A man who vigorously opposed cannabis law reform (up until he didn't), yet gave us first synthetic cannabis and then broader approval for cannabis-derived medical products. Who enthusiastically supported the decriminalization of homosexuality in the 80s, and voted for gay marriage in the 2010s - but also backed a 2005 bill to pre-emptively outlaw gay marriage put forward by one of his own MPs. Who pressed for a 'Code of Conduct' for MPs in the wake of a succession of controversial incidents featuring his Parliamentary 'colleagues' - yet who flagrantly played fast and loose with the bounds of propriety when it came to the outcome of a top-shelf Inquiry into our state security services (although to be fair, in this matter he was at least somewhat subsequently vindicated in this matter by the Parliamentary Privileges Committee).
All things considered, a cursory examination of Dunne's political history and character reminds me of a metaphor deployed by John Ralston Saul to describe the neoliberal technocrats he'd observed operating across the West (and further afield) in the later years of the last decade. And while he probably didn't have Dunne in mind when crafting this metaphor, given Dunne's unquestionable status as an (elected) technocrat par-excellence within our politics it is entirely unsurprising as to how well it fits.
The image which Saul projects is one of rarified elites/experts attempting to surf a wave of events - and doing so with ever increasing skill as the leading edge of the wave becomes more and more vertical; but with ever less actual acknowledgement, appreciation, or engagement from the ordinary public for their efforts in doing so. Because ultimately, what they are doing is - if not meaningless, then functionally difficult to distinguish from same. And in any case, long out of step with the prevailing winds of public opinion.
Dunne, to my mind, is exactly one of those surfers. Nobody can deny the level of political skill it's taken to remain undefeated these past thirty three years (whether in terms of reaching out to his constituents and understanding what they want of him, or pulling off tacit agreements with other parties to both allow him to 'live' through their aiding his re-election and to serve in an unbroken chain of their Governments), and somehow - bizarrely - at the 'center' of our politics for much of that time.
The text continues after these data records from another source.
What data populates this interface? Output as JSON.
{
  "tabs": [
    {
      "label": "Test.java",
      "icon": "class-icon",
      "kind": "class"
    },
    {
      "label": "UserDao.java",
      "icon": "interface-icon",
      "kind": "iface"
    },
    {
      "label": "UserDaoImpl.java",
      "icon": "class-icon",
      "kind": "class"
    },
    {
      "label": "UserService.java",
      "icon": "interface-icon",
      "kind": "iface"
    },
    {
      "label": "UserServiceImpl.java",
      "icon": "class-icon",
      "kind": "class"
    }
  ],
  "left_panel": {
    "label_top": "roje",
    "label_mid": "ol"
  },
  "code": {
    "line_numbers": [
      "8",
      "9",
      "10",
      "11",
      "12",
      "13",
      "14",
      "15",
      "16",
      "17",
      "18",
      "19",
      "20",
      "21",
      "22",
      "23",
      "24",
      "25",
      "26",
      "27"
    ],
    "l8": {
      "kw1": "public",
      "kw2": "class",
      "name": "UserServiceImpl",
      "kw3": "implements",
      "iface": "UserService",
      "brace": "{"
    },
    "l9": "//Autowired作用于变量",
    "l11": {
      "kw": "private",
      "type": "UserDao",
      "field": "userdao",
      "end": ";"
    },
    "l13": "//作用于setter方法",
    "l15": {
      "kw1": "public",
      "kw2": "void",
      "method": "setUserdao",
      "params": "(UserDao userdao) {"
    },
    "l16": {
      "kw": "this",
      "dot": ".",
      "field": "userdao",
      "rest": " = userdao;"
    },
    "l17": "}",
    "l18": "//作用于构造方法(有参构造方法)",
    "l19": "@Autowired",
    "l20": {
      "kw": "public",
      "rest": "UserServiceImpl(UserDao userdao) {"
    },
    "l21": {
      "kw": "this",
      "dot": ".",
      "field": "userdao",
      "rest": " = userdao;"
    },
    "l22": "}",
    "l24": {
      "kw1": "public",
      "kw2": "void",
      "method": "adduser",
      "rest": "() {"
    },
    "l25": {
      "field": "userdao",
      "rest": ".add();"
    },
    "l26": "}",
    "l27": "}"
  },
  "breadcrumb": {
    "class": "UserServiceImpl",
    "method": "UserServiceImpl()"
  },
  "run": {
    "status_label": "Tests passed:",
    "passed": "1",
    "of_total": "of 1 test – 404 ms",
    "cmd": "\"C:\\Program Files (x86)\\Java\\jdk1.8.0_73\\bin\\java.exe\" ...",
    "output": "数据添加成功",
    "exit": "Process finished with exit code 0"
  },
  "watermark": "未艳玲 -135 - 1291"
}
But ultimately, only a very vanishing few wound up watching his ever-more-precarious performance with anything other than bemusement.
And earlier this week in August, he finally lost his footing.
There are probably some heights up in Khandallah where on a particular kind of night and with the right sort of eyes you'd be able to look north and see the high-water mark - the place where the wave finally broke and rolled back. [Apologies to Hunter S. Thompson for my appropriation of THAT metaphor]
Earlier this week, The Rev. Rolinson asked me just what it was that United Future stood for.
"Election in Ohariu, I believe", was my reply.
Try as I might, I can't seem to articulate a meaningful response about Dunne that's more accurate than that.
Maybe that's what ultimately did it for him. Finding himself without identifiable 'principles' in a game which more often seems to actively punish those who instead HAVE same.
Peter Dunne - This Was Your (Political) Life.